Benefits and Compensation in Professional League of Legends

The salary doesn't tell the whole story.

Unikrn  did a recent podcast regarding player salaries, and with that podcast they released the contract of an NA Challenger Series Player. Trevor “Stixxay” Hayes played for the challenger team “CLG Black” for the duration of Season 5 from January 2015 until the end of the challenger series. The release of his player contract has provided a lot of insight into the total compensation and benefits a player gets from an organization when they agree to join.

The most important thing to note is that the salary is not the biggest benefit given to the player. The salary that Stixxay received for his services on CLG Black was $700.00 a month or $8,400 a year. If you divide this number into a normal 40 hour work week you end up with an average of $4.75 an hour. Of course professional League of Legends players can spend way more than 40 hours a week playing the game. They can go up to 80 or more hours if you include time spent playing solo queue, scrimming, and analyzing vods. This might produce outrage for most people because the rate given here is below the minimum wage, however the salary doesn’t tell the whole story.

By spending some time actually looking through this contract there are plenty of tangible benefits that Stixxay was getting from CLG. The most obvious one that is included in the contract is housing. CLG stated that the cost of housing was approximately $10,000 a month for all 5 players in total. So Stixxay’s portion was $2,000.00. A quick search for homes for rent in Los Angeles reveals that a 6 bedroom house can go anywhere from $8,000 to $12,000 or more depending on a variety of factors such as location and amenities and quality.

$2,000.00 is a very realistic rent for someone living in a house like this in LA assuming a few things. First of all the player should have their own room if the value of the rent is really this much. Or they should at least have enough equivalent space to a room to themselves in their section of a room. Secondly the player should not be paying any utilities. Gaming houses definitely do take a lot of energy. It’s really unlikely anyone in the house sets the thermostat to anything other than 72 degrees at any time of the year, and the PCs and lights are running all the time. It’s assumed that when CLG assigns that value for housing they are covering the cost of the renting the location as well as utilities and internet connection fees.

So now the total compensation that Stixxay was receiving from CLG jumps up to a modest $2,700.00 a month. A 40 hours work week puts this at a very reasonable $16.88 an hour. This kind of payment is similar to what a 20 year old college intern might make at a reputable company with a good program. However, this is still not the full benefits package given to the player.

The contract also mentions streaming as a source of revenue. The player, as long as they meet a few requirements, can receive up to 90% of all revenue earned from streaming. So in theory the total compensation and salary a player earns can get infinitely higher if they market themselves correctly and build a strong fan base on their stream. A realistic assumption to make might be the player gets an additional $100 a month. They might not be an extremely well known player, but they have a dedicated following and their stream does reasonably well. 

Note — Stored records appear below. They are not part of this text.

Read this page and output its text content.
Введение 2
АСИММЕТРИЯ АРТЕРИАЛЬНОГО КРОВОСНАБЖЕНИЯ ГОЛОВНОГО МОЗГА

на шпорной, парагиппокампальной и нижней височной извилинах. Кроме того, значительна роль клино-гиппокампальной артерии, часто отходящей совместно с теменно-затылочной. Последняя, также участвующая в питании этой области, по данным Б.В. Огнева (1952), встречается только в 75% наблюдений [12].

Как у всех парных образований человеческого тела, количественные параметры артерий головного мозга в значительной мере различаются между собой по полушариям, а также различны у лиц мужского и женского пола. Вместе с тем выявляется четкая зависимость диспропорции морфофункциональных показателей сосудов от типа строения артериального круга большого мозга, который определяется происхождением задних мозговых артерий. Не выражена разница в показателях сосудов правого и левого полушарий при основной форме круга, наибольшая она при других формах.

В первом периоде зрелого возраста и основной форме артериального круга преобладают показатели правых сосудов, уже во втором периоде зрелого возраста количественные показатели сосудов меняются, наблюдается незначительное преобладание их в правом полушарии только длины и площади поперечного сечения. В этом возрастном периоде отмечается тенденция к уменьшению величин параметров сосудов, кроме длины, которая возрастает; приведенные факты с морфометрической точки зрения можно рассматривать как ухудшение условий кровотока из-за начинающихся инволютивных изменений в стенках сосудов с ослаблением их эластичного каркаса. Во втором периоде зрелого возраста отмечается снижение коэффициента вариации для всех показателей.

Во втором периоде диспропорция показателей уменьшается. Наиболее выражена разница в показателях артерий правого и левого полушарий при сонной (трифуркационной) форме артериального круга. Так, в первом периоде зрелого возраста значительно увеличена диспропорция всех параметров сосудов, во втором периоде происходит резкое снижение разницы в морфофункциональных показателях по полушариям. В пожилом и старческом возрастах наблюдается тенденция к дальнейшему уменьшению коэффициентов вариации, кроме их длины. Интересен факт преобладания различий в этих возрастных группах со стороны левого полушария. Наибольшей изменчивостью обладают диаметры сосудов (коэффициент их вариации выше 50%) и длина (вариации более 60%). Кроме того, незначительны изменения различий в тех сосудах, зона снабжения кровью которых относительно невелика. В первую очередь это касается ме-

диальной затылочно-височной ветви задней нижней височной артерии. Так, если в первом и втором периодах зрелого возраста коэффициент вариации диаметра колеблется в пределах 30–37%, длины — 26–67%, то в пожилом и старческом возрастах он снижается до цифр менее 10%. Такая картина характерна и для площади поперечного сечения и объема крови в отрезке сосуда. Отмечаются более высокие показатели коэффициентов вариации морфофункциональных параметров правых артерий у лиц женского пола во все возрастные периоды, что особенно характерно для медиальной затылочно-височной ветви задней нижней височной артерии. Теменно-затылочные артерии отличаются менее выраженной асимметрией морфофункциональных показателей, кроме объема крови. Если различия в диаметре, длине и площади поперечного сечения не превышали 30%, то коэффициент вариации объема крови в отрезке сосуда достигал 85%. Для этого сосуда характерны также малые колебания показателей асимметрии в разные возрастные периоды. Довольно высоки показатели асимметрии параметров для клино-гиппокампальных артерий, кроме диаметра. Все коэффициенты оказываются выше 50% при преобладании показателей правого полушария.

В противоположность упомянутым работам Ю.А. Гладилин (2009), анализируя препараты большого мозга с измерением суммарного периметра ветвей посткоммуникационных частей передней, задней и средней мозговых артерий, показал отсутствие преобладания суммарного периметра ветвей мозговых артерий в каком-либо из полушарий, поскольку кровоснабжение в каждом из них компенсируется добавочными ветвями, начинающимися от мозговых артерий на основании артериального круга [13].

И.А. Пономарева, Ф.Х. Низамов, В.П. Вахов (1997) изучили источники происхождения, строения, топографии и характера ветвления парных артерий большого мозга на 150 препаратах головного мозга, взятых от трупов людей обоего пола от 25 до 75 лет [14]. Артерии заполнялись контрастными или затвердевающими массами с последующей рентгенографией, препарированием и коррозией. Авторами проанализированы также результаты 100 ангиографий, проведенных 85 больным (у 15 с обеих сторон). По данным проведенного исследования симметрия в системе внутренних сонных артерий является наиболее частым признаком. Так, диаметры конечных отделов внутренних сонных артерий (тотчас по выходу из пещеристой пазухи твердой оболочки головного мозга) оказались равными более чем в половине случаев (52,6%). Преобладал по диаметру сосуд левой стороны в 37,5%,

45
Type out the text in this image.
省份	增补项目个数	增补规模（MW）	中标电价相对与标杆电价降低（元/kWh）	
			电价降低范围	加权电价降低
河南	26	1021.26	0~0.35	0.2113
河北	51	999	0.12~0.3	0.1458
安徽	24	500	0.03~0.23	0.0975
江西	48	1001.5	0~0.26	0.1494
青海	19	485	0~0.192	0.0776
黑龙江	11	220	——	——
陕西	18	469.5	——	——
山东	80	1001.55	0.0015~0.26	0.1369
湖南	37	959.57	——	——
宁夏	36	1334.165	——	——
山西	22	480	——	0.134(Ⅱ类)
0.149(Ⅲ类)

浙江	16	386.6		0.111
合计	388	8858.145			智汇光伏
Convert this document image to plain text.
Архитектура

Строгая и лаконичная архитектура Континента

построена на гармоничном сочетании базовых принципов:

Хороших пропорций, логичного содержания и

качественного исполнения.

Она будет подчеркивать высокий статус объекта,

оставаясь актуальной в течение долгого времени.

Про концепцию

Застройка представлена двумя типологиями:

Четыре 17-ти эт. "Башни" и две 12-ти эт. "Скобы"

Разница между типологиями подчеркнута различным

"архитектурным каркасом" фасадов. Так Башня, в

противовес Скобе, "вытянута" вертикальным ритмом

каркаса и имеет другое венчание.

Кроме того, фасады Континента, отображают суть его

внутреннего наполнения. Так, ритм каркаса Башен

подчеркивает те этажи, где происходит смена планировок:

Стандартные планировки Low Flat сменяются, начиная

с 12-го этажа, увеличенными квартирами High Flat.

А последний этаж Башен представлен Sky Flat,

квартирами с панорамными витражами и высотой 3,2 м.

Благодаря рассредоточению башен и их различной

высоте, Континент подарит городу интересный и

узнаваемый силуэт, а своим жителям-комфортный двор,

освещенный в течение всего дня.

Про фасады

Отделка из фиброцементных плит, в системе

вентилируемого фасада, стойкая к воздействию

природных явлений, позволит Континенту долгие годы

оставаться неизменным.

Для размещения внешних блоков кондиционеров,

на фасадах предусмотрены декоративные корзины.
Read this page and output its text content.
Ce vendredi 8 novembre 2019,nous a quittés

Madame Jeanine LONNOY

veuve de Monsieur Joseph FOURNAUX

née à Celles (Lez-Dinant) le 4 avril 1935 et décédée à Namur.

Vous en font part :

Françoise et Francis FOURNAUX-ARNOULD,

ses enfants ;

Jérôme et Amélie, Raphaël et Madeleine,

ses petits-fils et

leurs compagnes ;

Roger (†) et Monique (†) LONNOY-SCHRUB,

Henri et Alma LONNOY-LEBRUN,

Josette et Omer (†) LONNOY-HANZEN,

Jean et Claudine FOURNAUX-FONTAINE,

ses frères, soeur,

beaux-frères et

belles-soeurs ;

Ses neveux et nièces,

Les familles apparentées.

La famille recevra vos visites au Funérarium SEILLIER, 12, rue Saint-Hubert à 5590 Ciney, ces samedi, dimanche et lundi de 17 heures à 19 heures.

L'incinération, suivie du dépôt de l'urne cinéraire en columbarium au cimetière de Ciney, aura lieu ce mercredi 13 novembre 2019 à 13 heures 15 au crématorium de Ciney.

In addition to streaming, another source of revenue that exists for players is the ability to acquire an individual sponsorship. This is different from the sponsors that already exist for an organization. Counter Logic Gaming may have a deal with Razer but the player isn’t directly earning revenue from that. However if a player’s stream gets sponsored by G2A or Kinguin or a similar company, the player is entitled to ALL the revenue that their sponsorship gives. In addition to this, CLG will actually pay the player $0.50 for every $1.00 that they get in revenue from an individual sponsorship deal. So CLG is encouraging their players to acquire these deals and is giving them a fairly generous incentive. Now the problem with these sponsorship deals is that many young new players may not understand what it takes to get these. On top of that no one outside of the industry really knows how much these deals pay. But there is definitely a lot of untapped potential here for a player to earn.

For Stixxay’s case, sponsorship revenue and streaming will not be included in his compensation because there is a lack of information. What is known about Stixxay’s streaming is that he doesn’t get a large number of viewers to assume he is earning a lot from the stream. Sponsorship deals are also a big question mark for Stixxay. So he is still at the initial compensation of $2,700 a month. For someone playing in the minor leagues this is still a very reasonable payment.

There are additional monetary benefits that CLG offers to their challenger players. The most obvious is their coverage of all travel expenses. They will also reimburse players for baggage insurance with proof of receipt. CLG will also cover all entry fees to all events the player participates in.

As we can see from reading through the full contract, the value that goes under “Salary” is only the corner of a full image, and without an understanding of the true value an organization brings to a player it can be very easy to assume that organization are mistreating their players. Of course it would be great for a player to earn more, but it does not appear that players are being mistreated or abused by an organization like Counter Logic Gaming, and in Stixxay’s case he has really benefited from his time on CLG because now he is playing the major LCS where he will definitely receive a salary hike and much more exposure for future revenue options.